Texas & Arkansas: History In The Re-Making

Because every Texas player who suits up for the Texas-Arkansas game Saturday at DKR (11 a.m., C.D.T., ABC-Sports Regional) was a grade-schooler when the series between the former SWC rivals ended in 1991, they only know that this is the next game on the schedule and that it used to matter very much to several million people. It still matters, of course, but a little history lesson is in order.

One of the apt pupils is DT Marcus Tubbs. The Outland Trophy candidate has schooled many offensive lineman but, like his contemporaries, needed a little tutoring when it came to the ancient rivalry.

"For us younger guys, we don’t understand the significance of the Texas-Arkansas game," Tubbs said. "My (defensive tackles) coach (Mike Tolleson) emphasizes the tradition of the old Southwest Conference, and we try to understand it but I guess we don’t. We know it’s the next game and we know it’s going to be a big game. That’s how we’re looking at it."

Even well-intended players attempting to pay homage to the series may need to brush up on their college football history.

"I take it (the series) must mean a lot," SE Roy Williams said Monday, "what with the Horns down (referencing Arkansas coach Houston Nutt’s sideline gesture in the 2000 Cotton Bowl)…and Coach Royal and Coach…uh…Coach…whatever his name…what’s his name?"

That would be Coach Frank Broyles, Roy.

"Yeah, him," Williams continued. "It’s a pretty good rivalry and it will definitely continue."

Well, not really. Despite dropping the last two in the series, Texas owns a commanding 54-20 advantage. And there is no thought of renewing the rivalry beyond the one time home-and-away series, head coach Mack Brown said.

"When you’re in a tough league, do you play tough teams out of conference?" Brown wondered aloud. "We’ve got Arkansas next year in Fayetteville, and then we’ve got Ohio State two years in row. Is that smart? I don’t think anyone knows. Without playoffs, and with the BCS being talked about in Congress, where do we go from here?"

Brown initiated the idea of a brief series renewal when he arrived six years ago when "crowds were down and enthusiasm was down and some students weren’t coming and some were leaving early." Brown pitched the series to Texas Men’s Athletic Director DeLoss Dodds (as well as to former coaches Darrell Royal, David McWilliams and Fred Akers) to solicit their input.

"Because it was such an intense rivalry -- not those three -- but some people felt like it wasn’t smart because we’ve got enough rivalries and the Big 12 is tough enough," Brown said. "I felt like it would honor both Coach Royal and Coach Broyles. It would be a great chance to go back and touch history in college football because that series meant so much at that time."

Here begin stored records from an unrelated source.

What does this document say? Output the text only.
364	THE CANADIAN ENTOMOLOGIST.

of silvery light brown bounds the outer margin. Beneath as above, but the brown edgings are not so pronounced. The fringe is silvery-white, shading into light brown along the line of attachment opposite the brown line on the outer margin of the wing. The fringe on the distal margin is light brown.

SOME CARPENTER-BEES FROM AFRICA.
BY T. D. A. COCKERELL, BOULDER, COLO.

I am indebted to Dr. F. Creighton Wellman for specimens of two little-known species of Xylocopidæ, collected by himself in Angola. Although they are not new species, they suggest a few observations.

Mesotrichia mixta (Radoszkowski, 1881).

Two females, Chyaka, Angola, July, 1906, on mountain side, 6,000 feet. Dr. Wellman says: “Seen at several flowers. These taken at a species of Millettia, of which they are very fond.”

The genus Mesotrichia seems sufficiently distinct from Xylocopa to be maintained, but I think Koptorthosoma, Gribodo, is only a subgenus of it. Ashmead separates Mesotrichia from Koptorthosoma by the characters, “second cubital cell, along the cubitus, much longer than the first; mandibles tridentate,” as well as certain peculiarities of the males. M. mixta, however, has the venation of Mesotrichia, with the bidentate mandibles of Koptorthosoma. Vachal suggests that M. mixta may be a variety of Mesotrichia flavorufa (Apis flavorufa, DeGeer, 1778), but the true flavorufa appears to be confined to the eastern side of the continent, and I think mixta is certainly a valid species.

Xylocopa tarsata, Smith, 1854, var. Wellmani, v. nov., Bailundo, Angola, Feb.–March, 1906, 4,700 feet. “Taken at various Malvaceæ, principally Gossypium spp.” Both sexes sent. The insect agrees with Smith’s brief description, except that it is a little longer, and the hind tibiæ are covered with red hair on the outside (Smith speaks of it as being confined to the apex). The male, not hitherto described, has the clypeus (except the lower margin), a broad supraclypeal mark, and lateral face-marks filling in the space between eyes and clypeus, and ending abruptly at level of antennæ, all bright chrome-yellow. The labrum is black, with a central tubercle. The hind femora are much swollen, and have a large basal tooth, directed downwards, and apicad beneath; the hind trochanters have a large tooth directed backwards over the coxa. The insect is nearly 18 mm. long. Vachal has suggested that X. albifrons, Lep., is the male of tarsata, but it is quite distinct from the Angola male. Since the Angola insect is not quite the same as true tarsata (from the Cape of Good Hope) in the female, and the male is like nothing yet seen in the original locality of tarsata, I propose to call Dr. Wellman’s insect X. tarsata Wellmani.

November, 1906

Now, at a time when folks are generally arriving early, wearing orange, and staying late, any series renewal will likely result from another Cotton Bowl matchup.

The last time the teams hooked up in Austin, Texas reeled off 29 points while holding the Hogs scoreless in the final frame to post a 49-17 shellacking.

It still means much to Razorback fans (in fact, more than most Orangebloods can fathom). Consider this comment from Nutt Monday.

"When it was first announced that we were going to play Texas," Nutt said, "it seems like for the last four years one of the first things an Arkansas fan will bring up would be that we were getting ready to play Texas again."

Four years? And we’ve thought about Arkansas for, what, four days?

Either way, it’s Hog killing time in Austin again.